Modelo de ambulância usada na Primeira Guerra Mundial.
“A dor que o cirurgião tinha anunciado começou e de tal modo que tudo ao redor de mim deixou de me causar interesse. A ambulância inglesa aproximou-se, puseram-me numa padiola e nela me engavetaram na ambulância.
Fiquei ao lado de outro engavetado, um homem de cuja cara eu só podia ver o nariz – um nariz cor de cera. Ele respirava com esforço. Havia outros engavetados em cima de mim. O inglês alto mostrou a cara e anunciou:
– Vou guiar lentamente e espero que tenham uma boa viagem.
Senti o motor sendo ligado, e que ele subira ao assento do veículo, na frente. Senti o freio sendo destravado e a embreagem engatada. Então, partimos. Eu fiquei deitado imóvel, deixando que a dor me tomasse.

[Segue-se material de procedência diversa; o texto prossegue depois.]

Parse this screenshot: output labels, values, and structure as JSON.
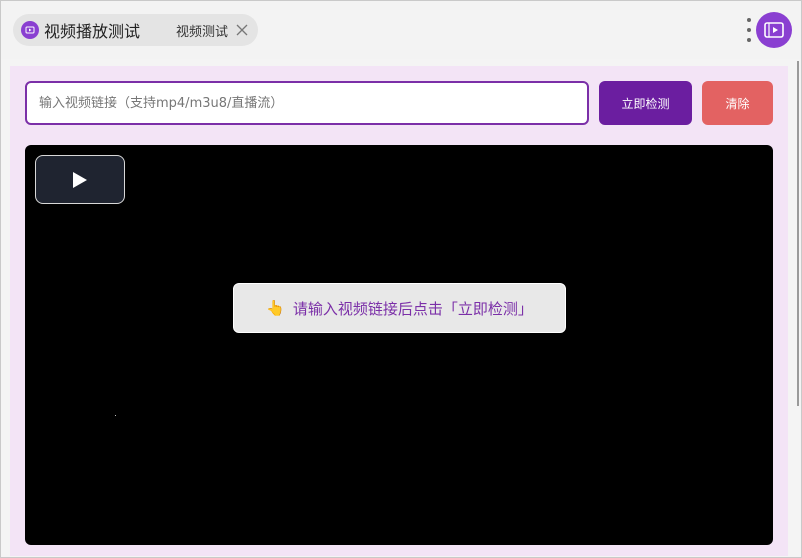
{
  "header": {
    "app_title": "视频播放测试",
    "tab_label": "视频测试"
  },
  "form": {
    "url_placeholder": "输入视频链接（支持mp4/m3u8/直播流）",
    "url_value": "",
    "check_label": "立即检测",
    "clear_label": "清除"
  },
  "player": {
    "hint_icon": "👆",
    "hint_text": "请输入视频链接后点击「立即检测」"
  },
  "icons": {
    "app": "video-app-icon",
    "close": "close-icon",
    "more": "more-vertical-icon",
    "play": "play-icon"
  },
  "colors": {
    "accent": "#7b2fa8",
    "primary_button": "#6b1ea0",
    "danger_button": "#e36262",
    "panel_bg": "#f3e4f6"
  }
}
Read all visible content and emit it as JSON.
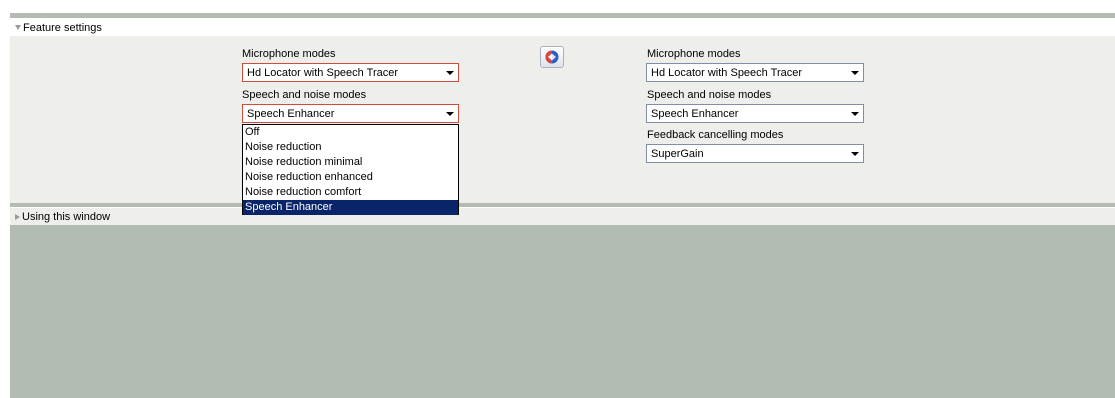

A ambulância subia a estrada devagar, era mais devagar no meio do tráfego, às vezes parava e às vezes recuava um pouco. Então, afinal, começou a aumentar a velocidade. Senti pingar alguma coisa em mim. A princípio, devagar, um pingo regular, que foi se intensificando e afinal se transformou num fluxo contínuo. Gritei chamando o inglês. Ele parou o carro e espiou pelo orifício.
– O que há?
– O homem da padiola de cima está com hemorragia.
– Já vamos chegando – foi a resposta – Sozinho, não posso tirar essa padiola – Daí, pôs o carro em marcha.

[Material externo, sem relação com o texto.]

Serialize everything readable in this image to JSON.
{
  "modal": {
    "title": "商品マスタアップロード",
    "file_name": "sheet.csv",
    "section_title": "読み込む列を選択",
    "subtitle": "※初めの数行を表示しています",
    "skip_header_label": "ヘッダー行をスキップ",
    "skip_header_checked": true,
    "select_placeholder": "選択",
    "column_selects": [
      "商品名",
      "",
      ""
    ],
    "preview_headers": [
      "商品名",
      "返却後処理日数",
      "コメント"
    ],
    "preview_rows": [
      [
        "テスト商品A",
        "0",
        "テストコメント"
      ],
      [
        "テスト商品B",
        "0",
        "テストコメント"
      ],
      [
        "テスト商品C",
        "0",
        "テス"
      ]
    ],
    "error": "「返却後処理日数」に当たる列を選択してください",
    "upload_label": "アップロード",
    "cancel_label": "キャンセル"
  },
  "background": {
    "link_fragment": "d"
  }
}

O fio de sangue continuava. Ali no escuro não pude verificar de que ponto da padiola superior ele descia. Procurei afastar-me para um dos lados, pois assim o sangue não cairia sobre mim. Onde havia pingado sobre minha camisa estava quente e pegajoso. Sentia frio, minha perna doía tremendamente. Pouco depois, o fio de sangue foi afinando; voltou a ser apenas gotas. Apalpei a lona da padiola superior. O homem parecia mais acomodado.
– Como ele está? – perguntou o inglês. -Estamos quase chegando.
– Acho que está morto.
As gotas iam escasseando, como as que caem de um pingente de gelo depois que o sol se recolhe. Estava cada vez mais frio ali dentro. No posto, no alto da montanha, tiraram aquela padiola e substituíram por outra – e a ambulância prosseguiu a viagem.”
Ernest Hemingway. Adeus às Armas (ed. Bertrand Brasil, págs 76-77)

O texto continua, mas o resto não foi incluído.